Eine Gesellschaft ohne Solidarität und echtes, nicht nur vorgespieltes Mitgefühl, in der das Prinzip des "homo homini lupus" und die einseitige Vorteilsnahme die soziale Praxis dominieren, steht auf Dauer allerdings auf wackligen Füßen. Dasselbe gilt für Unternehmen, Familien und andere soziale Gemeinschaften. Kognitive Empathie bedarf der Zähmung. Sie braucht den Ausgleich durch emotionale Empathie.
Literaturtipps
Busch, M.W. (2024). Kalte Empathie. Die böse Stiefmutter in uns. Universitas, 79 (2), 55-86.
Chang, S.-A.A. et al. (2021).
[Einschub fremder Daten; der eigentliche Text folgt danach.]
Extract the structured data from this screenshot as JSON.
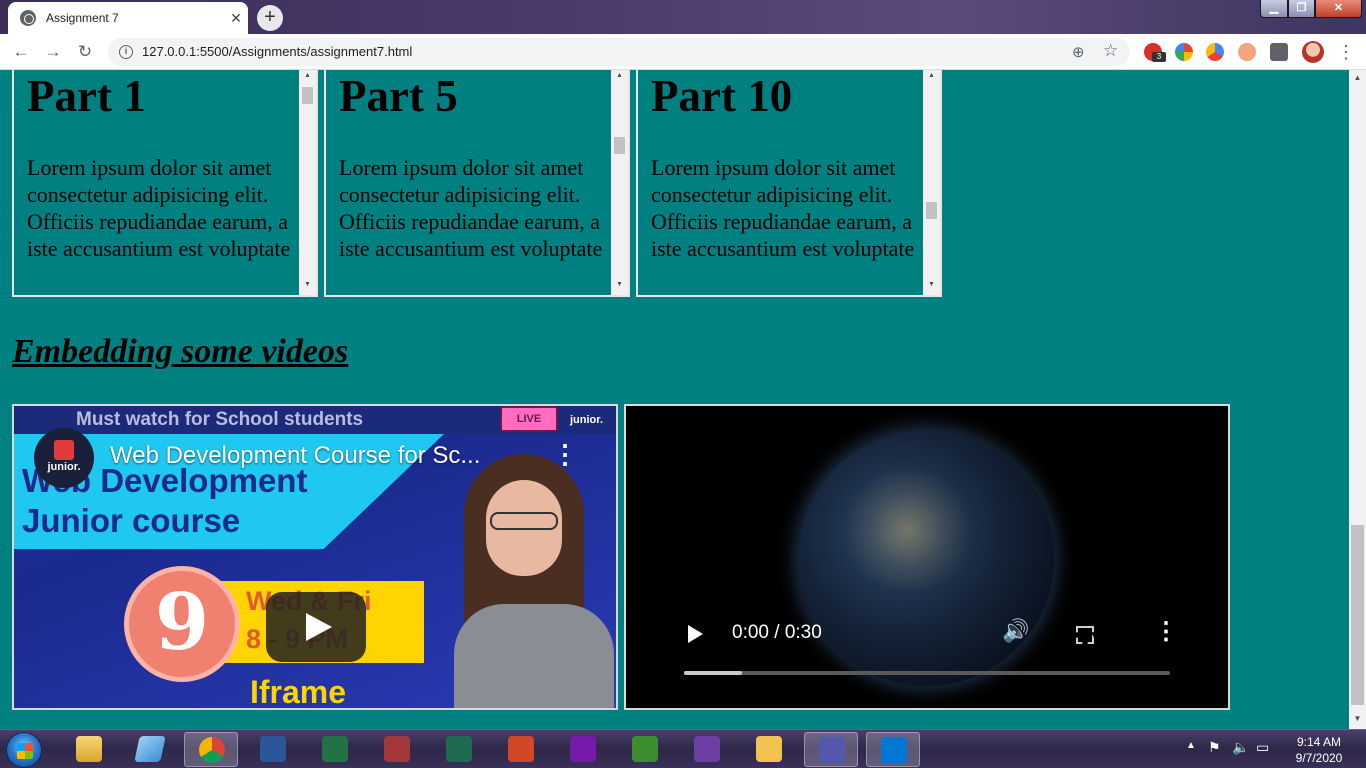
{
  "browser": {
    "tab_title": "Assignment 7",
    "tab_close": "✕",
    "new_tab": "+",
    "url": "127.0.0.1:5500/Assignments/assignment7.html",
    "extension_badge": "3"
  },
  "parts": [
    {
      "title": "Part 1",
      "text": "Lorem ipsum dolor sit amet consectetur adipisicing elit. Officiis repudiandae earum, a iste accusantium est voluptate"
    },
    {
      "title": "Part 5",
      "text": "Lorem ipsum dolor sit amet consectetur adipisicing elit. Officiis repudiandae earum, a iste accusantium est voluptate"
    },
    {
      "title": "Part 10",
      "text": "Lorem ipsum dolor sit amet consectetur adipisicing elit. Officiis repudiandae earum, a iste accusantium est voluptate"
    }
  ],
  "section_heading": "Embedding some videos",
  "youtube": {
    "title": "Web Development Course for Sc...",
    "thumb_banner": "Must watch for School students",
    "thumb_line1": "Web Development",
    "thumb_line2": "Junior course",
    "thumb_number": "9",
    "thumb_days": "Wed & Fri",
    "thumb_time": "8 - 9 PM",
    "thumb_word": "Iframe",
    "live_label": "LIVE",
    "channel_tag": "junior.",
    "channel_avatar": "junior."
  },
  "video": {
    "time": "0:00 / 0:30",
    "progress": 0.12
  },
  "clock": {
    "time": "9:14 AM",
    "date": "9/7/2020"
  },
  "colors": {
    "page_background": "#008080",
    "title_bar": "#3a2e57"
  }
}
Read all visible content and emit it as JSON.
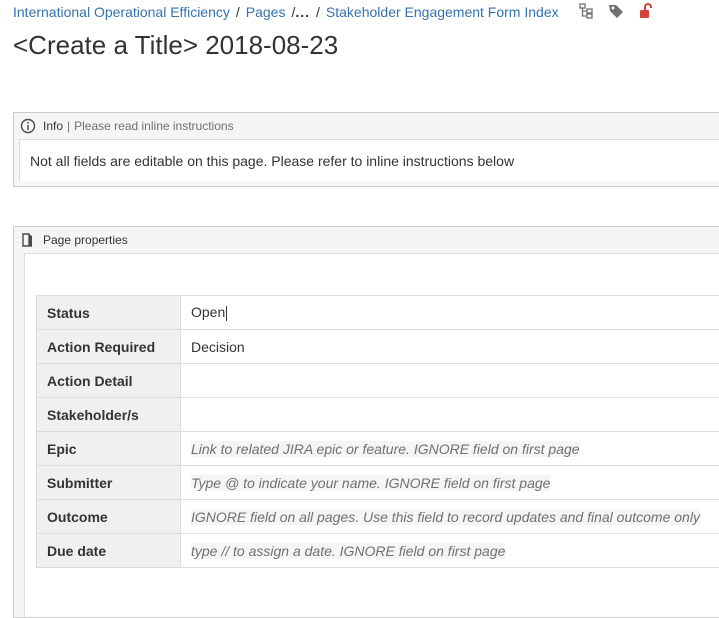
{
  "breadcrumb": {
    "space": "International Operational Efficiency",
    "pages": "Pages",
    "ellipsis": "...",
    "parent": "Stakeholder Engagement Form Index",
    "separator": "/"
  },
  "title": "<Create a Title> 2018-08-23",
  "info_panel": {
    "label": "Info",
    "divider": "|",
    "hint": "Please read inline instructions",
    "message": "Not all fields are editable on this page. Please refer to inline instructions below"
  },
  "properties_panel": {
    "label": "Page properties",
    "rows": [
      {
        "key": "Status",
        "value": "Open",
        "placeholder": ""
      },
      {
        "key": "Action Required",
        "value": "Decision",
        "placeholder": ""
      },
      {
        "key": "Action Detail",
        "value": "",
        "placeholder": ""
      },
      {
        "key": "Stakeholder/s",
        "value": "",
        "placeholder": ""
      },
      {
        "key": "Epic",
        "value": "",
        "placeholder": "Link to related JIRA epic or feature. IGNORE field on first page"
      },
      {
        "key": "Submitter",
        "value": "",
        "placeholder": "Type @ to indicate your name. IGNORE field on first page"
      },
      {
        "key": "Outcome",
        "value": "",
        "placeholder": "IGNORE field on all pages. Use this field to record updates and final outcome only"
      },
      {
        "key": "Due date",
        "value": "",
        "placeholder": "type // to assign a date. IGNORE field on first page"
      }
    ]
  },
  "icons": {
    "tree": "page-tree-icon",
    "label": "label-tag-icon",
    "restrictions": "unlocked-padlock-icon",
    "info": "info-circle-icon",
    "properties": "page-properties-icon"
  },
  "colors": {
    "link": "#3572b0",
    "restriction": "#d04437"
  }
}
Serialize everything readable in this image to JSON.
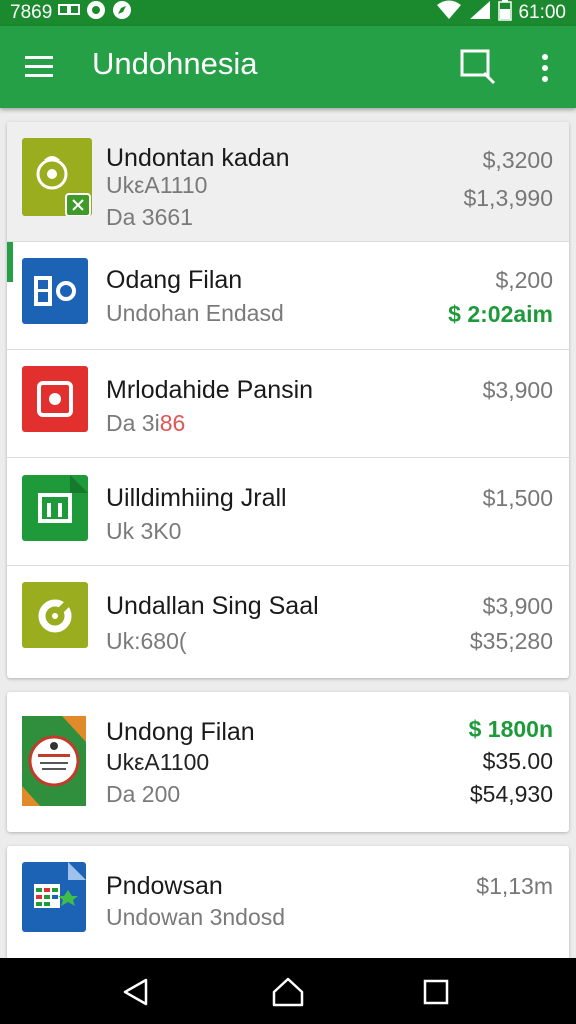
{
  "status_bar": {
    "left_text": "7869",
    "time": "61:00",
    "colors": {
      "background": "#1b8a2f"
    }
  },
  "app_bar": {
    "title": "Undohnesia",
    "colors": {
      "background": "#25a046"
    },
    "icons": [
      "menu-icon",
      "search-icon",
      "more-vert-icon"
    ]
  },
  "items": [
    {
      "title": "Undontan kadan",
      "line2": "UkεA1110",
      "line3": "Da 3661",
      "amounts": [
        "$,3200",
        "$1,3,990"
      ],
      "icon": "olive-badge-icon"
    },
    {
      "title": "Odang Filan",
      "line2": "Undohan Endasd",
      "amounts": [
        "$,200",
        "$ 2:02aim"
      ],
      "icon": "blue-bo-app-icon"
    },
    {
      "title": "Mrlodahide Pansin",
      "line2_prefix": "Da 3i",
      "line2_suffix": "86",
      "amounts": [
        "$3,900"
      ],
      "icon": "red-record-icon"
    },
    {
      "title": "Uilldimhiing Jrall",
      "line2": "Uk 3K0",
      "amounts": [
        "$1,500"
      ],
      "icon": "green-sheet-icon"
    },
    {
      "title": "Undallan Sing Saal",
      "line2": "Uk:680(",
      "amounts": [
        "$3,900",
        "$35;280"
      ],
      "icon": "olive-gauge-icon"
    },
    {
      "title": "Undong Filan",
      "line2": "UkεA1100",
      "line3": "Da 200",
      "amounts": [
        "$ 1800n",
        "$35.00",
        "$54,930"
      ],
      "icon": "holiday-card-icon"
    },
    {
      "title": "Pndowsan",
      "line2": "Undowan 3ndosd",
      "amounts": [
        "$1,13m"
      ],
      "icon": "blue-doc-icon"
    }
  ],
  "nav": {
    "icons": [
      "back-icon",
      "home-icon",
      "recents-icon"
    ]
  }
}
Cognitive empathy in subtypes of antisocial individuals. Frontiers in Psychiatry, 12, 677975.
Decety, J./Jackson, P.L. (2004). The functional architecture of human empathy. Behavioral and Cognitive Neuroscience Reviews, 3 (2), 71-100.
Riess, H. (2017). The science of empathy. Journal of Patient Experience, 4 (2), 74-77.